The film Independence Day is a summer blockbuster classic that established Will Smith as a major box office commodity. The film is basically about a bunch of good guys getting together and saving the planet from a decidedly lethal alien invasion. Yes the plot of the film is somewhat generic but the film was written and shot in a way that generated real interest.
An unknown fact about Independence Day is the fact that James Brown played a part in it. James Brown did not perform nor did he use his super powers as godfather of soul in order to help. Using James Brown’s voice, screaming, created the sound of weapons exploding in the alien spaceship.
Wow, HEY, get down now!
Avatar is by and large on of the biggest hits in the history of cinema. With mixing some incredible 3D effects and creating some crazy worlds the film touched on new and amazing territory. Avatar is a great film that touches on a million subjects from the environment to relationships between different beings. The general social commentary of that film only enhanced the incredible visuals, a rarity in film.

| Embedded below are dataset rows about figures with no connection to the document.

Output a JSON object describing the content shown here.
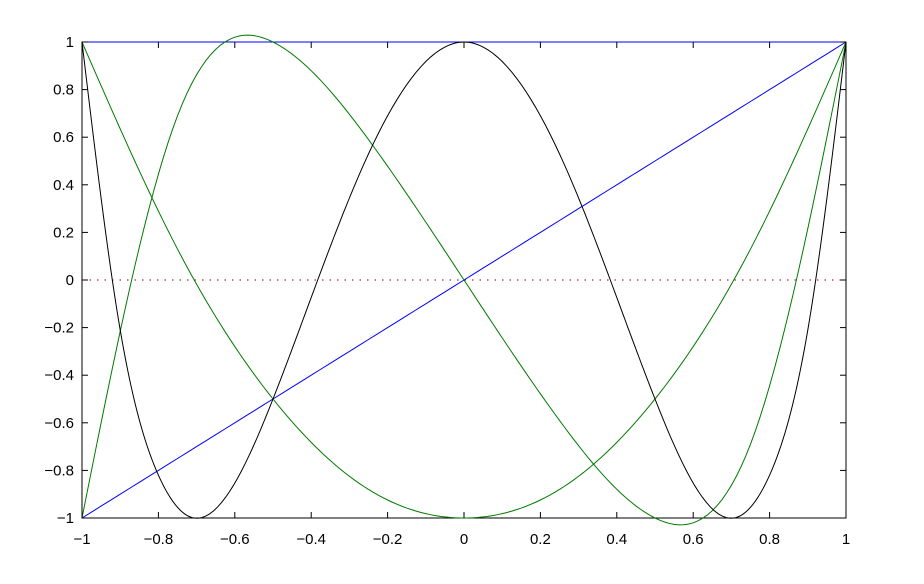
{
  "chart_data": {
    "type": "line",
    "title": "",
    "xlabel": "",
    "ylabel": "",
    "xlim": [
      -1,
      1
    ],
    "ylim": [
      -1,
      1
    ],
    "grid": false,
    "legend": "none",
    "x_ticks": [
      "-1",
      "-0.8",
      "-0.6",
      "-0.4",
      "-0.2",
      "0",
      "0.2",
      "0.4",
      "0.6",
      "0.8",
      "1"
    ],
    "y_ticks": [
      "1",
      "0.8",
      "0.6",
      "0.4",
      "0.2",
      "0",
      "-0.2",
      "-0.4",
      "-0.6",
      "-0.8",
      "-1"
    ],
    "reference_line": {
      "y": 0,
      "style": "dotted",
      "color": "#800000"
    },
    "series": [
      {
        "color": "#0000ff",
        "x": [
          -1,
          1
        ],
        "y": [
          1,
          1
        ]
      },
      {
        "color": "#0000ff",
        "x": [
          -1,
          -0.5,
          0,
          0.5,
          1
        ],
        "y": [
          -1,
          -0.5,
          0,
          0.5,
          1
        ]
      },
      {
        "color": "#007a00",
        "x": [
          -1,
          -0.75,
          -0.5,
          -0.25,
          0,
          0.25,
          0.5,
          0.75,
          1
        ],
        "y": [
          -1,
          0.69,
          1,
          0.59,
          0,
          -0.59,
          -1,
          -0.69,
          1
        ]
      },
      {
        "color": "#007a00",
        "x": [
          -1,
          -0.75,
          -0.5,
          -0.25,
          0,
          0.25,
          0.5,
          0.75,
          1
        ],
        "y": [
          1,
          0.13,
          -0.5,
          -0.88,
          -1,
          -0.88,
          -0.5,
          0.13,
          1
        ]
      },
      {
        "color": "#000000",
        "x": [
          -1,
          -0.9,
          -0.8,
          -0.707,
          -0.5,
          -0.383,
          -0.25,
          0,
          0.25,
          0.383,
          0.5,
          0.707,
          0.8,
          0.9,
          1
        ],
        "y": [
          1,
          -0.21,
          -0.82,
          -1,
          -0.5,
          0,
          0.53,
          1,
          0.53,
          0,
          -0.5,
          -1,
          -0.82,
          -0.21,
          1
        ]
      }
    ]
  }
}
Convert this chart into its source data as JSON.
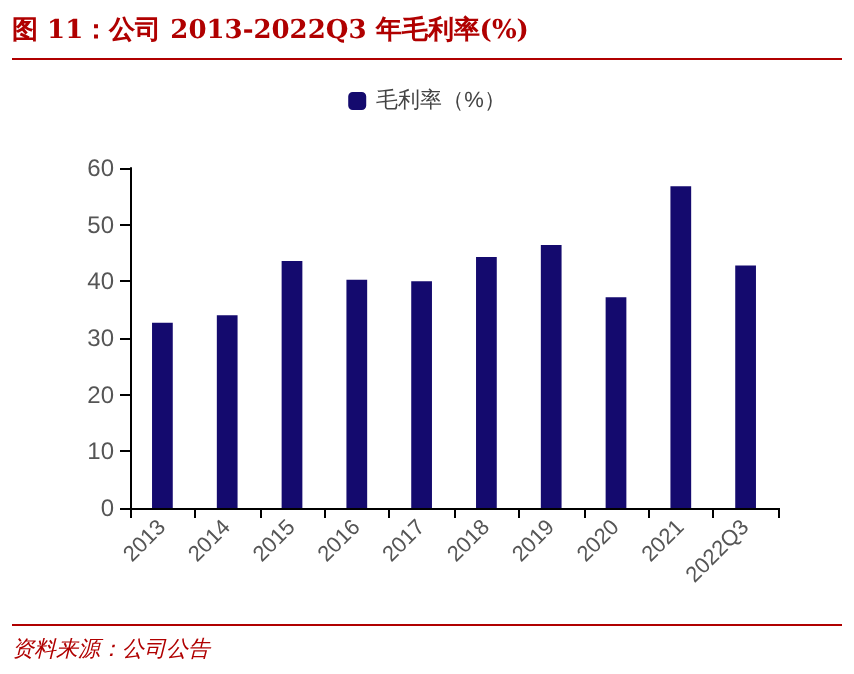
{
  "chart_data": {
    "type": "bar",
    "title": "图 11：公司 2013-2022Q3 年毛利率(%)",
    "categories": [
      "2013",
      "2014",
      "2015",
      "2016",
      "2017",
      "2018",
      "2019",
      "2020",
      "2021",
      "2022Q3"
    ],
    "series": [
      {
        "name": "毛利率（%）",
        "color": "#140a6e",
        "values": [
          32.7,
          34.0,
          43.6,
          40.3,
          40.0,
          44.3,
          46.4,
          37.2,
          56.8,
          42.8
        ]
      }
    ],
    "ylim": [
      0,
      60
    ],
    "yticks": [
      0,
      10,
      20,
      30,
      40,
      50,
      60
    ],
    "grid": false,
    "legend": "top",
    "annotations": [
      "资料来源：公司公告"
    ]
  }
}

A funny fact about this classic is that it was almost released ten years before. The film was due to be released in 1999 but at that time the budget of the film would have been a staggering 400 million dollars. One has to wonder what Avatar would have been like if Cameron had gone ahead, ten years and a different cast may not have gelled nearly as well.
When it comes to well loved classics, 1984’s Ghostbusters is right near the top of the list. The film was a hit taking in over 200 million at the box office and spawning a licensing bonanza that included toys, clothes, music, cartoons, and a sequel. The story of Ghostbusters was originally set in the future.
The profession of ghost busting was actually like that of a paramedic or police officer. It’s fair to assume that this was changed because the story wouldn’t have been quite as exciting. The part about Ghostbusters that made it fun was the aspect of four scientists doing something that only they were capable of doing and no one else. Thank goodness for re writes!
Who you gonna call? Not the paramedics.